So here are fourteen photographs chiefly within the setting of the Hepworth Wakefield, the art gallery on the River Calder which opened in 2011. Named after the Wakefield-born artist Barbara Hepworth, the gallery’s permanent collection is shaped around the sculpture of Hepworth and Henry Moore, with a major exhibition currently devoted to Anthony Caro. The building was designed by David Chipperfield, its sequence of trapezoids of varying heights and roof pitches, clad in pigmented concrete, an instance of neo-brutalism mixed with deconstructivism, and allowing in light through full-length side windows and controlled roof slots. As the Hepworth Wakefield progresses towards its fifth anniversary, plans have emerged over the past few weeks for a new riverside garden sanctuary.

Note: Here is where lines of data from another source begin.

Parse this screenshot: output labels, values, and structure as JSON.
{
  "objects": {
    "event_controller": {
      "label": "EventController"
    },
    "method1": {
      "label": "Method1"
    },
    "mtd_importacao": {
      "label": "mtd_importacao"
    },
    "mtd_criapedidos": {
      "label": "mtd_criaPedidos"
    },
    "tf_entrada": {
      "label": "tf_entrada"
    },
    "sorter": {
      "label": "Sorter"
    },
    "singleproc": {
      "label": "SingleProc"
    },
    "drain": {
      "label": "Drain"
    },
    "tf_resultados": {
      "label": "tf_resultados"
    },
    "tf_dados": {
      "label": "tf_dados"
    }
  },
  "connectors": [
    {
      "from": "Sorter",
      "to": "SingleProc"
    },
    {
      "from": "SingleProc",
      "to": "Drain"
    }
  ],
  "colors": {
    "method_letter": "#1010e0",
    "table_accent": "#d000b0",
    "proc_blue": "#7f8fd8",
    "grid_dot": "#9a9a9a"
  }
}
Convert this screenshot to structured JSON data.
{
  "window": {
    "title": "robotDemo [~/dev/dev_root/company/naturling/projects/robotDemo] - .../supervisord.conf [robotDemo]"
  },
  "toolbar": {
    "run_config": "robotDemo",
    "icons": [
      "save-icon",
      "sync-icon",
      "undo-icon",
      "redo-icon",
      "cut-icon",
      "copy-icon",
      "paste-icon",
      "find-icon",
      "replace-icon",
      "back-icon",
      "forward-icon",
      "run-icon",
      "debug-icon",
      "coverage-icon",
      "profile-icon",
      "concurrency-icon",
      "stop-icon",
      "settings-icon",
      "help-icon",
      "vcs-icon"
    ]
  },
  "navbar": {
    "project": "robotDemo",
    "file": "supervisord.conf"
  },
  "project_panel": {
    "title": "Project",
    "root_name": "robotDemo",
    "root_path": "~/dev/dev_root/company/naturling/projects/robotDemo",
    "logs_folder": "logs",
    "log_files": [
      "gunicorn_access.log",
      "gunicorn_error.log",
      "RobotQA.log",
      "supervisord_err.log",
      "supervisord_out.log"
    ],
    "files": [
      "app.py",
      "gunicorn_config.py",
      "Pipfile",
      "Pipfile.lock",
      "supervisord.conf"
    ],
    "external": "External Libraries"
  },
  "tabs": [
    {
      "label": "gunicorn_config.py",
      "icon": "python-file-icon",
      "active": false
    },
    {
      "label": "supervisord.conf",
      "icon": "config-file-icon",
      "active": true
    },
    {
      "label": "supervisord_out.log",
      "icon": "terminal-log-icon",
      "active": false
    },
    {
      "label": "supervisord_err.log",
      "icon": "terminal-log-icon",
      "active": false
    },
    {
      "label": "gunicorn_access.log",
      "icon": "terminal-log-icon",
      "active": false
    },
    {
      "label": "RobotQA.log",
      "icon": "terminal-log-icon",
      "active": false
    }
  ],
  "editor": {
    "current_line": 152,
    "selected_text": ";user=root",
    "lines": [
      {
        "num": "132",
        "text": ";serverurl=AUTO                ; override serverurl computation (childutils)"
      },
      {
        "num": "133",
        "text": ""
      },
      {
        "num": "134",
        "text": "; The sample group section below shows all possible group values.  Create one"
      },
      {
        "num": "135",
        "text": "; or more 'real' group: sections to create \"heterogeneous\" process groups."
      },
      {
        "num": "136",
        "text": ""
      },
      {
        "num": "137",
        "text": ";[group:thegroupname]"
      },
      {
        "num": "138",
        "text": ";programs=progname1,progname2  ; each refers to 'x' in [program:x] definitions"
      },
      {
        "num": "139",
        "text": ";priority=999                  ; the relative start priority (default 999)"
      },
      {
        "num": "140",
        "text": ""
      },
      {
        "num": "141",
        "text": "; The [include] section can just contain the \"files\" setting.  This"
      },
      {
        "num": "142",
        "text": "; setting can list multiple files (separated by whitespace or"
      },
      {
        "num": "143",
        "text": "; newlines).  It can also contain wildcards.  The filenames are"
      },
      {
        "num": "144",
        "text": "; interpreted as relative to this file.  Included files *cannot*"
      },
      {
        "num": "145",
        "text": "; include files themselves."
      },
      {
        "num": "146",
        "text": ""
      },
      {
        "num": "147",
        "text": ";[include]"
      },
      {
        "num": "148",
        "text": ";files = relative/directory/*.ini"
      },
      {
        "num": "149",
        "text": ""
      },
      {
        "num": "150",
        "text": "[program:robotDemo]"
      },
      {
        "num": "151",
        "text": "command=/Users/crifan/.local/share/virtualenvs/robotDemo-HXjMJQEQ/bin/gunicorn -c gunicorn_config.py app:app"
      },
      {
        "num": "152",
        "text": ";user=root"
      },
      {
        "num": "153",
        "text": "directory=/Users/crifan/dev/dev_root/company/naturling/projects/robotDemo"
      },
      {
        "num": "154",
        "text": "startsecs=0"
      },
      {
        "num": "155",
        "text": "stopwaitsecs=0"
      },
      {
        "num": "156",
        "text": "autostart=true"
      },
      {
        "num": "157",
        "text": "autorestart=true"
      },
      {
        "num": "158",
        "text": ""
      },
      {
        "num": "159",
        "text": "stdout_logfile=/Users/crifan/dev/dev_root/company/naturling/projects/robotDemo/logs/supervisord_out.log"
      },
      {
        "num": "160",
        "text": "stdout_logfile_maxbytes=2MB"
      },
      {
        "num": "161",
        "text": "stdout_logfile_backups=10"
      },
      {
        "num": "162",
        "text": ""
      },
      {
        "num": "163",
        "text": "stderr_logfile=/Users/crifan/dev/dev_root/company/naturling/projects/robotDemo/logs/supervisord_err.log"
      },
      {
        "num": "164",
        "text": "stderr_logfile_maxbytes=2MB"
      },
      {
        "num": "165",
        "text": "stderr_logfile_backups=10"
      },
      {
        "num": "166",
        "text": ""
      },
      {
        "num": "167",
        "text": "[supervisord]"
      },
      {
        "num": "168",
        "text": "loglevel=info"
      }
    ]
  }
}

The photographs show the main building from the front and rear; The Calder, the Hepworth Wakefield’s space for contemporary art installations; scrap figures, a boatyard, and the river’s flow; and artworks including Hepworth’s Winged Figure (in an aluminum version constructed as a prototype in 1962) and Coré (1960), and Allan Kaprow’s tire-laden YARD (1961, reinvented in 2014). Finally, two extraneous images taken elsewhere in Yorkshire have a flower in yellow and an orange and feathers in dirty water.